Mr. Mulligan scratched at his jaw. “Well. You know. Safe. From anything that might happen.”
Mrs. Mulligan nodded. “Move over.”
The Mulligans woke up, if what they’d been experiencing could even be called sleep, to a grey sky. The rafters weren’t even standing anymore.
Instead, their horizon was filled with Zachary.
He’d grown again. Or had he been there all along, and they’d never noticed?
The condos were Zachary.
The offices were Zachary.
The half-empty construction sites and the stale donuts and the bad coffee and the empty streets and the empty feeling in everyone’s eyes were all Zachary. Even the rain was Zachary, if only because it was falling on him and therefore his property.
“It’s time we had a meeting,” he informed them. “We need to set some policy here.”
“Policy?” asked Mr. Mulligan.
“Yes,” said Zachary. “Quite frankly, things are going very poorly. Business has been slow. Profits are down. We’ve been expanding as fast as we can, but we’re going to be down and out by the close of the quarter at this rate. It’s cut-throat out there, and if I don’t manage to get some regulations tweaked we’ll be at the mercy of the next jumped-up only child who has a bright idea.” He shook his head, and the spittle that fell from his lips was worth a thousand dollars in stock options. “Public perception’s through the floor, thanks to the biased media. I’ll be honest with you: I think we need new management. A fresh start.”
Mrs. Mulligan glanced at her husband, who was biting his thumb without actually noticing. “Yes. A fresh start.”
“Good, then we’re agreed. You’re both fire-”
“We’re dissolving you.”
Zachary blinked. “Repeat that once more? On the record?”

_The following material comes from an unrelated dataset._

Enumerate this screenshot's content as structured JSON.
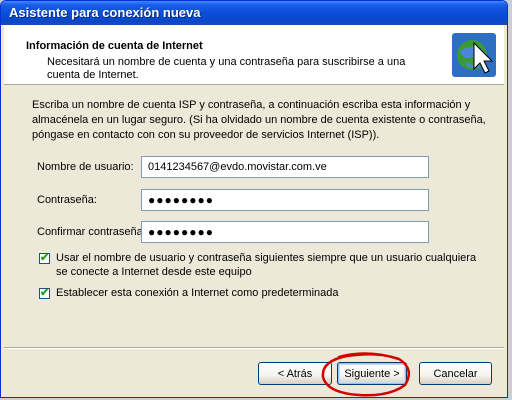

“We’re your primary shareholders,” said Mrs. Mulligan. “And your joint CEOs. Fire us? Sure. But you’re mad if you think we’re not recouping our investment.”
Zachary shook his head and chuckled, but the laughter was a bare trickle, then a gurgle, then a scream as the shaking didn’t stop. Tremors were rippling through his many-folded, flabby flesh; great snaking veins of shares bulging like cords. He ran for the door, an avalanche on legs, but froth was already bubbling at his thighs and he toppled like a breaking wave.
The Mulligans hid under Mrs. Mulligan’s coat for three minutes. When they peeked out, all that was left of their son was a little heap of superfluous assets and a wondrous golden parachute woven from a cheque the size of a small airplane.
They split it, of course. Fifty-fifty. And, after they moved out of the decrepit, crumbling, poverty-stricken crater that had once been their neighborhood, they both lived obscenely wealthily and very happily ever after.